Smaller, younger orchestras are hurting the most, but older, long-established organizations have also been affected. The Chicago Symphony, for one, has been operating in the red for a couple of seasons, and although its deficit certainly doesn't threaten its existence and is in all probability a short-term problem it's one that the organization is not thrilled to face.
There have also been quite a few casualties among the nation's orchestras, the most recent being the demise of the Florida Philharmonic earlier this year. According to Utah Symphony & Opera CEO Anne Ewers, eight American orchestras have filed for Chapter 11 bankruptcy since September 2002. "We have to find new and different ways of doing things," Ewers said, in order to reverse this trend.
A number of orchestras have initiated steps that, in effect, reinvent, or at the very least reinvigorate, symphony concerts. The hope is to attract newer audiences while retaining longtime subscribers.
Since Ewers took over the helm of the merged Utah Symphony & Opera organization in July 2002, she has made it a point to redefine concerts, in part by adding a visual element.
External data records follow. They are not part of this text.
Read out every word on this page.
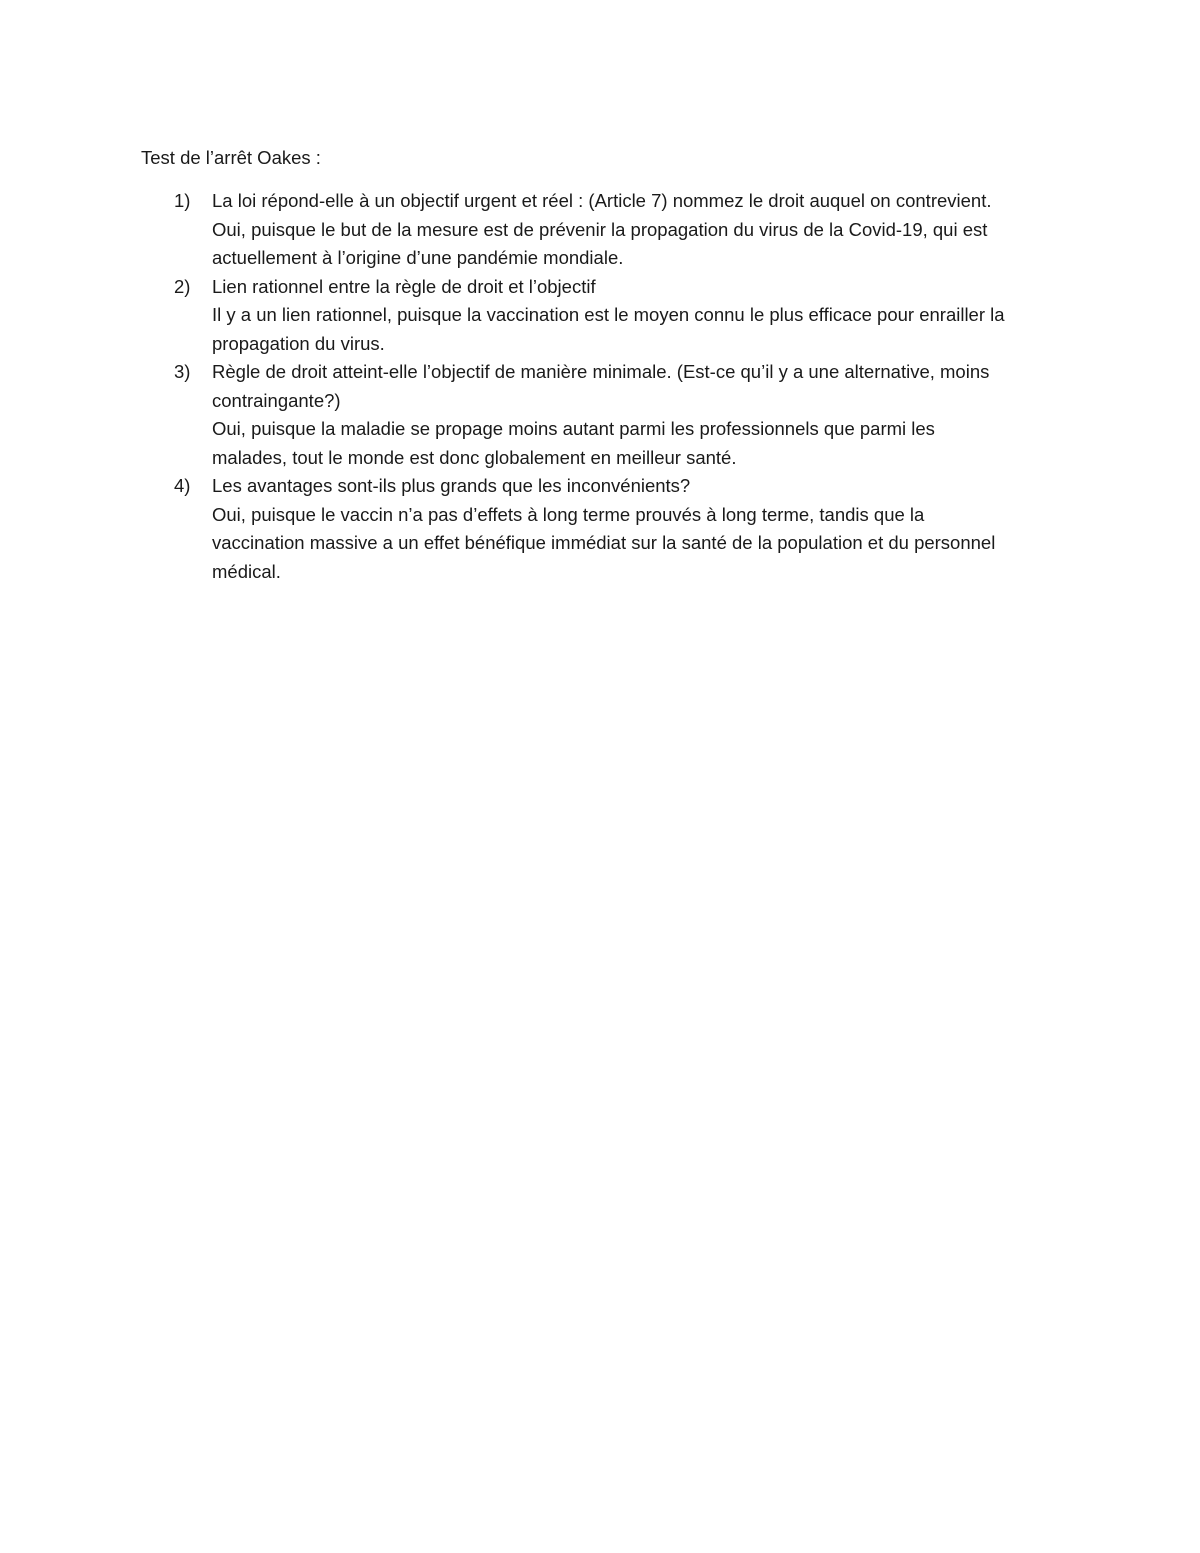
Test de l’arrêt Oakes :
1) La loi répond-elle à un objectif urgent et réel : (Article 7) nommez le droit auquel on contrevient.
Oui, puisque le but de la mesure est de prévenir la propagation du virus de la Covid-19, qui est
actuellement à l’origine d’une pandémie mondiale.
2) Lien rationnel entre la règle de droit et l’objectif
Il y a un lien rationnel, puisque la vaccination est le moyen connu le plus efficace pour enrailler la
propagation du virus.
3) Règle de droit atteint-elle l’objectif de manière minimale. (Est-ce qu’il y a une alternative, moins
contraingante?)
Oui, puisque la maladie se propage moins autant parmi les professionnels que parmi les
malades, tout le monde est donc globalement en meilleur santé.
4) Les avantages sont-ils plus grands que les inconvénients?
Oui, puisque le vaccin n’a pas d’effets à long terme prouvés à long terme, tandis que la
vaccination massive a un effet bénéfique immédiat sur la santé de la population et du personnel
médical.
Last season, audiences were given a foretaste of what to expect when the Utah Symphony, under music director Keith Lockhart, performed Stravinsky's suite from "Petrouchka" with Japanese bunraku puppetry. This season, the orchestra will present four visually enhanced concerts.
"What is happening in the symphonic world is that subscriptions are down," Ewers said, "and the question is, why?"
Ewers feels traditional concerts have lost their appeal to a large segment of the population. "Today's audiences are not as focused on the symphony, and that is because we have become a very visual society, thanks to MTV and other things. So if there is a way, when appropriate, to add an honest enhancement to a program that doesn't take away from the musical experience, then I think it's important for us to do that."